Commentators inclined to treat anything done or said by Russian officials with suspicion argue that such a statement was excluded from the military doctrine to avoid increasing tension with the international community but is undoubtedly included in the unpublished and classified “Basic principles of state policy in the area of nuclear deterrence to 2020” document, which was approved at the same time as the military doctrine and supposedly spells out the situations in which Russia would use nuclear weapons. Given that planners in both Russia and the United States still by and large subscribe to the doctrine of Mutually Assured Destruction, there is little point to secret plans to use nuclear weapons — the whole point is to publicize a relatively explicit set of situations in which your side would use nuclear weapons in order to make sure that the other side does not cross those lines.

More believable commentators speculate that the absence of the clause on preemptive use of nuclear weapons is a sign that negotiations with the United States on a new START treaty are going well.

For me, the most striking passages in the  doctrine have to do with the listing of external threats facing Russia. Eleven such threats are listed, including some fairly generic ones such as the spread of international terrorism and the spread of ethnic and religious extremist groups in regions near Russian borders. But the first threat listed refers explicitly to NATO and its efforts both to extend its reach globally and to bring its military infrastructure close to Russia’s borders. The second threat listed refers to “efforts to destabilize the situation in specific countries and regions so as to undermine strategic stability,” clearly a veiled reference to Russian elites’ belief that the US was behind popular efforts to remove autocratic rulers in various former Soviet states in the last decade.

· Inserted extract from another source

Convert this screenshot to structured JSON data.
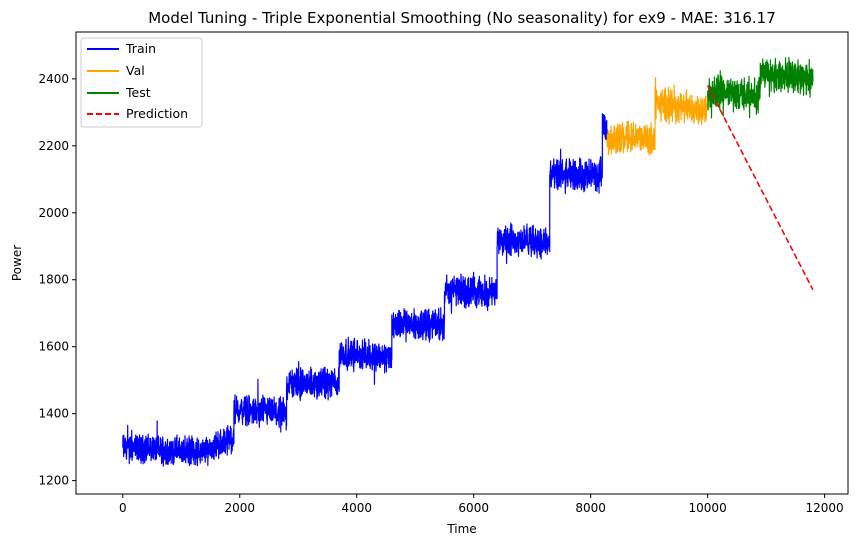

Because of these two sentences, the new doctrine is much more explicit than any previous official policy document in declaring that Russia considers NATO and its member states to be the most significant source of military danger to Russia. This makes for good domestic politics, but does little to address the real security issues facing Russia. Nor does it provide for a realistic set of guidelines for how to structure the Russian military in coming years. Clearly, Russian military planners are not planning  a military buildup on Russia’s western border. The actual threats will continue to emanate from the south in the near term, with a growing potential for tension with China sometime down the road.

Russian military planners know full well that NATO is not a threat and this was made clear today when French and Russian officials announced that they were going forward with the sale of France’s Mistral amphibious assault ship to Russia. It seems fairly unlikely that Russian officials would buy military technology from an enemy state, nor that such an enemy would agree to sell it.

It seems to me that the prominent mention of NATO in the list of threats is a sop to the military’s old guard, who have been defeated in the battle over the future direction of the Russian military through the elimination of the mass mobilization army and the forced retirement of most of the old guard generals. Listing NATO as a threat is seen as a relatively harmless way to keep them quiet while the current leadership presses ahead with both structural reforms and closer ties with foreign defense industry.

Thus, we can see that Russia’s new military doctrine is simply a public relations document both in terms of its statement on nuclear policy and its listing of the key foreign threats facing Russia. In this context, it is not surprising that the content of the rest of the document is so generic, as the only politically relevant parts of the document are those that serve a PR purpose. As far as Russia’s military and civilian leadership is concerned, the rest could be filled with complete gibberish.